Republicans have criticized Newsom for Democratic-led crime initiatives that reduced sentences for theft. Critics have specifically pointed to Proposition 47, which reduced penalties for nonviolent crimes after it was approved in 2014.
Last month, the governor was lambasted by retail groups and GOP leaders when large groups of thieves assailed retailers across the state around the Thanksgiving holiday. Thieves snatched thousands of dollars in merchandise and accosted workers ahead of the busiest shopping season of the year.
Authorities believed that sophisticated criminal networks were to blame for the recent smash-and-grab string of crimes, which have left shoppers and retail employees afraid to return to the locations.
Such incidents have been observed across the state for weeks.
"We're not talking about someone who needs money or needs food. These are people who go out and do this is for high profit and for the thrill," said Ben Dugan, president of the Coalition of Law Enforcement and Retail.
The crime surge prompted Gov. Gavin Newsom to increase law enforcement and California Highway Patrol presence in and around highly trafficked areas coming into the holiday season and Black Friday in shopping malls.
"We are going to be more aggressive still in this space to help support cities and the prosecution of folks," Newsom said. "I have no sympathy, no empathy whatsoever for people smashing and grabbing, stealing people's items, creating havoc and terror on our streets. ... They must be held to account."
The new proposal to fight theft also comes as the governor called Kern County the "murder capital" of California on Friday.

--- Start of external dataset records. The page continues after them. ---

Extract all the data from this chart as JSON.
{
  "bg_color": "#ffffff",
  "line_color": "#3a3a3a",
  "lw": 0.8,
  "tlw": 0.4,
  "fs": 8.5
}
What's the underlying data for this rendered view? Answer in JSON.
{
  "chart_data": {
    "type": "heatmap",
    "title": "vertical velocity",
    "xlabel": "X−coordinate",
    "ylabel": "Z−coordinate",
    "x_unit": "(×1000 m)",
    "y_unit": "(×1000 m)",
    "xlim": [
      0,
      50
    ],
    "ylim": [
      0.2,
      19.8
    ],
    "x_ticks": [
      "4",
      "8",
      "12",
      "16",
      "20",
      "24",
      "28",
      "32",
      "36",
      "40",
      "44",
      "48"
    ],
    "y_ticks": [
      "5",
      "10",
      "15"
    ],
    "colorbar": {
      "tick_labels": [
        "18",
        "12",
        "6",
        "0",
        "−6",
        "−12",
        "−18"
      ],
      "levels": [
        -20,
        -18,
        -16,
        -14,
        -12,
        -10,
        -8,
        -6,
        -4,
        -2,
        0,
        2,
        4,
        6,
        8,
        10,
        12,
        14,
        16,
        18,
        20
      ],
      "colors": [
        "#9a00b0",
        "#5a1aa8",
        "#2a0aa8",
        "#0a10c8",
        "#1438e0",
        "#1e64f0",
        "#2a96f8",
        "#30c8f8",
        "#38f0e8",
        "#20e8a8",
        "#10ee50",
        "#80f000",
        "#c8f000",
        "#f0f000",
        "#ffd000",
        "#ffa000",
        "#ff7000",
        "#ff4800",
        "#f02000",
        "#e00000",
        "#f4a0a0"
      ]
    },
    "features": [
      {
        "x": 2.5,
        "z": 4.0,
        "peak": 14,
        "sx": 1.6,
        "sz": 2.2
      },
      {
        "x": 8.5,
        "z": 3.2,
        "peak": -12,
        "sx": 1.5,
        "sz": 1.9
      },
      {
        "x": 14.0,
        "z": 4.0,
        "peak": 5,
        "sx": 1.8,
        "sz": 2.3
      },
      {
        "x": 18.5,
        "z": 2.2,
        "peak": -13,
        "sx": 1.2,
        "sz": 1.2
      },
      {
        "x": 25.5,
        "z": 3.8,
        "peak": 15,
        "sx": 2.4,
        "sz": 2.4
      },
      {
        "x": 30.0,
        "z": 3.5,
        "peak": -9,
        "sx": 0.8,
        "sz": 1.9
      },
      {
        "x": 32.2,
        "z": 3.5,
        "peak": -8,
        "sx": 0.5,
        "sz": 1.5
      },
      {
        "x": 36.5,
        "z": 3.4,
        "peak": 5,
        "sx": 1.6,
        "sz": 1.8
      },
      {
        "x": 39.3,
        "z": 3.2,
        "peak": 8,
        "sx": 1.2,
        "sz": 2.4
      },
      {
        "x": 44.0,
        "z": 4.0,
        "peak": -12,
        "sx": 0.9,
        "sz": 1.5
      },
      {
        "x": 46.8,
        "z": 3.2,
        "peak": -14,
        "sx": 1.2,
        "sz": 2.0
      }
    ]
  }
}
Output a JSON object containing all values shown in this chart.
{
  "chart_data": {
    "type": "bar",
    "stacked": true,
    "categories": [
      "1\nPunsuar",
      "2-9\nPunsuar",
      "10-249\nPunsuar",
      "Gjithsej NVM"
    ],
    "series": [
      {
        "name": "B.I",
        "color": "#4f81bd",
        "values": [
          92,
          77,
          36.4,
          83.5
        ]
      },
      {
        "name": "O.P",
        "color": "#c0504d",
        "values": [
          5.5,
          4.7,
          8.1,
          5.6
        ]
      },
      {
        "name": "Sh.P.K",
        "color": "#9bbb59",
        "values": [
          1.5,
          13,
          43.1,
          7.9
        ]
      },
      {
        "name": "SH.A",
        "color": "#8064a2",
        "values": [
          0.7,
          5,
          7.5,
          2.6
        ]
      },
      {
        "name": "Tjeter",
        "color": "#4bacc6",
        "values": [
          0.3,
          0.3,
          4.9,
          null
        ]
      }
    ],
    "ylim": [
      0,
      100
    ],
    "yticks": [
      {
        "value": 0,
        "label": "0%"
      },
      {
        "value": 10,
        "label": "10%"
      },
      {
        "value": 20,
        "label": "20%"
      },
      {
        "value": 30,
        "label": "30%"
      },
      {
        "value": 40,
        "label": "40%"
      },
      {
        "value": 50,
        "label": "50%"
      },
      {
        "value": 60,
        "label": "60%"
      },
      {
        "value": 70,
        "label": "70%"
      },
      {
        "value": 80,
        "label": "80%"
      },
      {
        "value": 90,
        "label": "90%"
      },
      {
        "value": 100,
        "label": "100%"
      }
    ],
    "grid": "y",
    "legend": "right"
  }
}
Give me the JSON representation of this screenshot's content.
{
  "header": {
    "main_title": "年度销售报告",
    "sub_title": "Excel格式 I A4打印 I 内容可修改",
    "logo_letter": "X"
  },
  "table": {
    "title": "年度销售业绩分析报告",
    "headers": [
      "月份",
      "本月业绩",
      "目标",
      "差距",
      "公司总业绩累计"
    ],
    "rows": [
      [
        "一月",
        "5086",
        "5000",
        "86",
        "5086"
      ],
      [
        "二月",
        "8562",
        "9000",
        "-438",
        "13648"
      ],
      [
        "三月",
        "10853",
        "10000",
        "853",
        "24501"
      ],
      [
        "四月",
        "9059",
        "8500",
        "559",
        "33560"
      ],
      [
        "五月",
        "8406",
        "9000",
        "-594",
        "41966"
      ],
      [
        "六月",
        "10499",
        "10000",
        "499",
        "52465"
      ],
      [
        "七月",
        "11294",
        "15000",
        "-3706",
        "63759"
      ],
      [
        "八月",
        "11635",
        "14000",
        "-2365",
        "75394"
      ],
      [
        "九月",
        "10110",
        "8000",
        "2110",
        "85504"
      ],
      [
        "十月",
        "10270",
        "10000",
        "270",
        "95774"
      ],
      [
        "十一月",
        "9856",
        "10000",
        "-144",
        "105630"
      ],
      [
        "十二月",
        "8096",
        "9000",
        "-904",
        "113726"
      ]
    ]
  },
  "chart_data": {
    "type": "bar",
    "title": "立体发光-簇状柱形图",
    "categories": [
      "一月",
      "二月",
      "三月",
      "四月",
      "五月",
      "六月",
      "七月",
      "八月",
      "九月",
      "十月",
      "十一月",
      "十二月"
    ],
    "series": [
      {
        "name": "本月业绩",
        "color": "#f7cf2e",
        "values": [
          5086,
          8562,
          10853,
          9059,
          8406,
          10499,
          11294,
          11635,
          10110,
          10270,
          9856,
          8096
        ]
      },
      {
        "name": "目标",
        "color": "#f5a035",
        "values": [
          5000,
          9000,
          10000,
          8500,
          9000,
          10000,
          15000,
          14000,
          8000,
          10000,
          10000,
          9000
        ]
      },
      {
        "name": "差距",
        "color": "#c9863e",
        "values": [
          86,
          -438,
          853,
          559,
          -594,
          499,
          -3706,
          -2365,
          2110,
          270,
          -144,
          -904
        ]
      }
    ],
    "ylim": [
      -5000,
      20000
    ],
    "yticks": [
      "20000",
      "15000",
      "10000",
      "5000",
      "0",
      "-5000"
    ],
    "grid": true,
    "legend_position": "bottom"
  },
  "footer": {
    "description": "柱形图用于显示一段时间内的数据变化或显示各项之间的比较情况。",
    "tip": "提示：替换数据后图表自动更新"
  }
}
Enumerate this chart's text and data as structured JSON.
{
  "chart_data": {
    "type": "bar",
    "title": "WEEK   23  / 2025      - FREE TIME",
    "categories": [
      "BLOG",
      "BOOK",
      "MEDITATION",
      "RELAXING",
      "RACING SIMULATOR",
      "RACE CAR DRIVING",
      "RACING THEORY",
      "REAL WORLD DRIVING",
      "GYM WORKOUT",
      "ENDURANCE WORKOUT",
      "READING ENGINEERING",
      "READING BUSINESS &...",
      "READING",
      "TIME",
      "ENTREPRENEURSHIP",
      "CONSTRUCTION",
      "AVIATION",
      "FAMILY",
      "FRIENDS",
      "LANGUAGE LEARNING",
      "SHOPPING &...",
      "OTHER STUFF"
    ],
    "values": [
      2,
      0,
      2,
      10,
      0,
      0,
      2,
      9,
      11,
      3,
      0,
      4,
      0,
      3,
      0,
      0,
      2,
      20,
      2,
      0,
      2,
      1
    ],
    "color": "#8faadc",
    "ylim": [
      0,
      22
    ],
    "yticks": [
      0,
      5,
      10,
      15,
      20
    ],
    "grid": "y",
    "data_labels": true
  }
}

"It shouldn’t have taken increasing homicide rates, widespread news reports of smash-and-grabs, and pleas from Californians for Democrats to come to this realization," Senate Republican leader Scott Wilk, R-Santa Clarita (Los Angeles County) said in a statement, the San Francisco Chronicle reported.
Newsom's Real Public Safety Plan is about "keeping Californians safe by doubling down and allocating additional resources to fight and prevent crime," said California Attorney General Rob Bonta in a statement.